Singapore tops the ranks in Asia as the city with the best quality of living, well ahead of Tokyo and Hong Kong because of its efficient infrastructure. The multiculturalism of Singapore is felt through a lack of overly obvious religious symbols for all religions and ensuring that celebrations are truly joyous affairs. Rina explores her relationship with the city-state, in the weekly column. A Different Truths exclusive.
Often, we desire to live in countries that are completely different to everywhere else we’ve lived in – just to experience change (in a positive sense) and learn from another way of life. The mention of Singapore vividly provides images of a safe, clean, well structured, and well-to-do nation; every bit the archetype of the modern day city. Don’t forget the fact that it is an expensive city!
Singapore is typified by its approach to providing world-class facilities for citizens and an excellence in efficient mobility, living, and working. Singapore Airlines is consistently among the world’s best airlines, Singapore International Airport is – almost always – the world’s best airport, and Singapore’s crime rate is not a deterrent in any city or category. The workforce is educated, motivated, and well informed on global matters – very typical of a city-state that is linked to global fortunes very closely.
Life in Singapore as a resident is very different to that of a tourist. Outside of the glamour of lights and efficient ways of business, Singapore offers its people the chance to socialise and co-exist with people of multiple nationalities. It is among the most diverse countries globally, on par with New York, London, and Dubai to name three.
Yes, living in Singapore entails major changes emotionally and materially. After years and over two decades of owning and driving a car every day, it takes immense fortitude to adjust with public transport. As highly efficient as it may be and as well structured as it may be, the thought of actually having to walk to the connecting trains to the main metro stations and/or the bus and/or taking the expensive taxi is a deterrent. This isn’t taking anything away from the sheer brilliance of the planning. Feeder stations are never more than half a km from any place of residence and run to the main metro stations frequently. Of course, there are many that stay closer to the main metro stations themselves and save themselves this problem.
That doesn’t take away the fact that the public transport systems are running at capacity and more, and are packed through the day! It’s not meant to be demeaning but takes immense emotional flexibility to absorb the change. The humidity of the city makes an individual susceptible to being drenched – in either of sweat or in the rains! It’s a blessing to have the rains but makes the umbrella an absolutely mandatory accessory in the city.
Not many recognise the fact that this makes them far healthier and keeps the body and the mind agile contributing to greater productivity and wellness. I’m still learning.
Housing in Singapore is also dictated by how close you’re likely to be to your workplace or to your favourite social hotspots.
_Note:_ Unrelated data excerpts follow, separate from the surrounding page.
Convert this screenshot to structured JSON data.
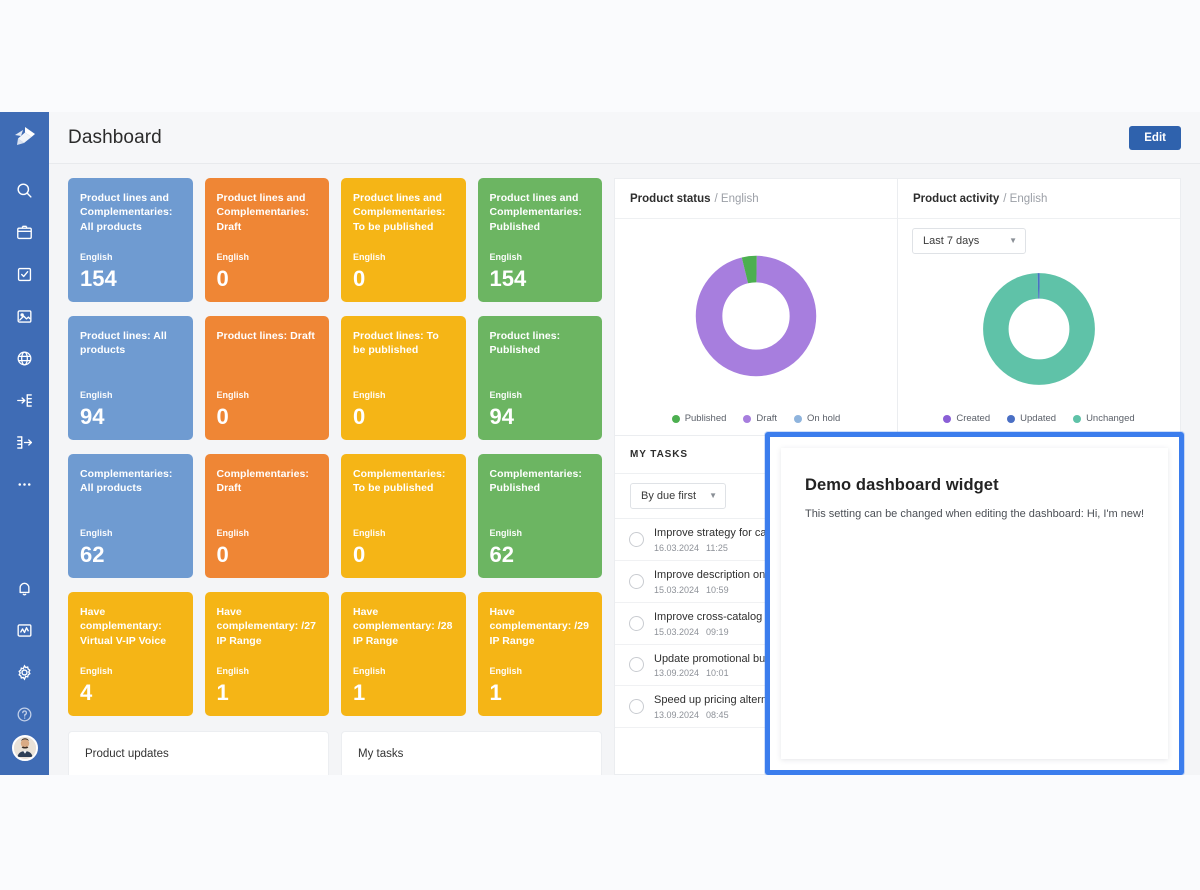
{
  "app": {
    "title": "Dashboard",
    "edit_label": "Edit",
    "logo_icon": "origami-logo-icon"
  },
  "sidebar": {
    "items": [
      {
        "icon": "search-icon",
        "name": "search"
      },
      {
        "icon": "box-icon",
        "name": "products"
      },
      {
        "icon": "clipboard-check-icon",
        "name": "tasks"
      },
      {
        "icon": "image-icon",
        "name": "media"
      },
      {
        "icon": "globe-icon",
        "name": "channels"
      },
      {
        "icon": "import-icon",
        "name": "import"
      },
      {
        "icon": "export-icon",
        "name": "export"
      },
      {
        "icon": "ellipsis-icon",
        "name": "more"
      }
    ],
    "bottom_items": [
      {
        "icon": "bell-icon",
        "name": "notifications"
      },
      {
        "icon": "analytics-icon",
        "name": "analytics"
      },
      {
        "icon": "gear-icon",
        "name": "settings"
      },
      {
        "icon": "help-icon",
        "name": "help"
      }
    ],
    "avatar": "user-avatar"
  },
  "tiles": [
    {
      "title": "Product lines and Complementaries: All products",
      "lang": "English",
      "value": "154",
      "color": "blue"
    },
    {
      "title": "Product lines and Complementaries: Draft",
      "lang": "English",
      "value": "0",
      "color": "orange"
    },
    {
      "title": "Product lines and Complementaries: To be published",
      "lang": "English",
      "value": "0",
      "color": "yellow"
    },
    {
      "title": "Product lines and Complementaries: Published",
      "lang": "English",
      "value": "154",
      "color": "green"
    },
    {
      "title": "Product lines: All products",
      "lang": "English",
      "value": "94",
      "color": "blue"
    },
    {
      "title": "Product lines: Draft",
      "lang": "English",
      "value": "0",
      "color": "orange"
    },
    {
      "title": "Product lines: To be published",
      "lang": "English",
      "value": "0",
      "color": "yellow"
    },
    {
      "title": "Product lines: Published",
      "lang": "English",
      "value": "94",
      "color": "green"
    },
    {
      "title": "Complementaries: All products",
      "lang": "English",
      "value": "62",
      "color": "blue"
    },
    {
      "title": "Complementaries: Draft",
      "lang": "English",
      "value": "0",
      "color": "orange"
    },
    {
      "title": "Complementaries: To be published",
      "lang": "English",
      "value": "0",
      "color": "yellow"
    },
    {
      "title": "Complementaries: Published",
      "lang": "English",
      "value": "62",
      "color": "green"
    },
    {
      "title": "Have complementary: Virtual V-IP Voice",
      "lang": "English",
      "value": "4",
      "color": "yellow"
    },
    {
      "title": "Have complementary: /27 IP Range",
      "lang": "English",
      "value": "1",
      "color": "yellow"
    },
    {
      "title": "Have complementary: /28 IP Range",
      "lang": "English",
      "value": "1",
      "color": "yellow"
    },
    {
      "title": "Have complementary: /29 IP Range",
      "lang": "English",
      "value": "1",
      "color": "yellow"
    }
  ],
  "stubs": [
    {
      "label": "Product updates"
    },
    {
      "label": "My tasks"
    }
  ],
  "product_status": {
    "title": "Product status",
    "subtitle": "/ English"
  },
  "product_activity": {
    "title": "Product activity",
    "subtitle": "/ English",
    "range_value": "Last 7 days",
    "range_options": [
      "Last 7 days"
    ]
  },
  "tasks": {
    "heading": "MY TASKS",
    "sort_value": "By due first",
    "sort_options": [
      "By due first"
    ],
    "rows": [
      {
        "title": "Improve strategy for catalog...",
        "date": "16.03.2024",
        "time": "11:25",
        "starred": true,
        "star_glyph": "★"
      },
      {
        "title": "Improve description on All...",
        "date": "15.03.2024",
        "time": "10:59",
        "starred": false,
        "star_glyph": "☆"
      },
      {
        "title": "Improve cross-catalog sharing",
        "date": "15.03.2024",
        "time": "09:19",
        "starred": true,
        "star_glyph": "★"
      },
      {
        "title": "Update promotional bundle...",
        "date": "13.09.2024",
        "time": "10:01",
        "starred": false,
        "star_glyph": "☆"
      },
      {
        "title": "Speed up pricing alternations",
        "date": "13.09.2024",
        "time": "08:45",
        "starred": false,
        "star_glyph": "☆"
      }
    ]
  },
  "demo_widget": {
    "title": "Demo dashboard widget",
    "body": "This setting can be changed when editing the dashboard: Hi, I'm new!",
    "selected": true,
    "selection_color": "#3b7ded"
  },
  "chart_data": [
    {
      "type": "pie",
      "title": "Product status",
      "subtitle": "/ English",
      "legend_position": "bottom",
      "labels": [
        "Published",
        "Draft",
        "On hold"
      ],
      "values": [
        4,
        96,
        0
      ],
      "colors": [
        "#4caf50",
        "#a77ede",
        "#8fb4dd"
      ],
      "donut": true
    },
    {
      "type": "pie",
      "title": "Product activity",
      "subtitle": "/ English",
      "legend_position": "bottom",
      "labels": [
        "Created",
        "Updated",
        "Unchanged"
      ],
      "values": [
        0,
        0.6,
        99.4
      ],
      "colors": [
        "#8a5fd6",
        "#4a6fc4",
        "#5fc2a8"
      ],
      "donut": true
    }
  ],
  "colors": {
    "sidebar": "#3f6cb5",
    "accent": "#2f62ad",
    "selection": "#3b7ded"
  }
}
What’s striking is to see the high-quality public housing coming through the HDB options and the more expensive lifestyle offered by condominiums. Villas / independent townhouses are a premium in the large country of Singapore! The community areas for some recreation, including fitness centres in more developed/populated areas, offer residents excellent value for money.
Within the region, Singapore’s efforts to draw the best of talent and provide them with a definitive path to being permanent residents or even citizens is one that makes Singapore a truly immense nation. This has created problems in terms of providing for enough jobs for citizens firstly followed by the permanent residents, and then the employment permit holders, but the growth and evolution of the city give enough room for an optimistic future.
Discipline is deeply enforced with a combination of deterrent fines, and crucially, supporting social measures. Consider that Singapore prohibits the sale of chewing gum to prevent people from spitting the gum onto streets or pathways – accidentally or otherwise. Likewise for betel nut paste and that prevents the country from having sticky sidewalks or red-stained walls painting a gory pictu!
For families with children that have to make a decision on achieving the dream Singaporean citizenship comes an important factor to consider – that of their children completing the mandatory national service before pursuing higher education programmes. It is a noble goal to serve the nation but one that costs the young ones, a few years of their academic and young adult lives. This mandatory action, however, drives home a very simple message – the future of Singapore can only be entrusted to those willing to make nominal sacrifices and those that put the national interest first. It promotes a feeling of ownership for a nation that is dominantly home to expatriates.
In all this, Singapore doesn’t lose sight of the fact that safety cannot be compromised with. The city provides one of the safest metros of the world and women (often the barometer of the safety of any city) can walk into the metro stations and on the streets late in the night knowing they are mostly safe and only terrible luck can cast disaster upon them. Singapore is a safe, corruption free, and economically liberal country. The government has invested significant resources in health, education, and infrastructure to make the city-state a very attractive place to live and do business.
Singapore also provides for enjoying the rich cuisines of South East Asia through its hawker centres and mobile food centres spread across the city providing food for multiple budgets.
This standard of living in the city comes at a cost, however. It is expensive and often encourages long-term residents to look at other nations with some degree of disdain.
Perhaps it’s the fact that Singapore is a city-state: a country within a city, or maybe a city within the country.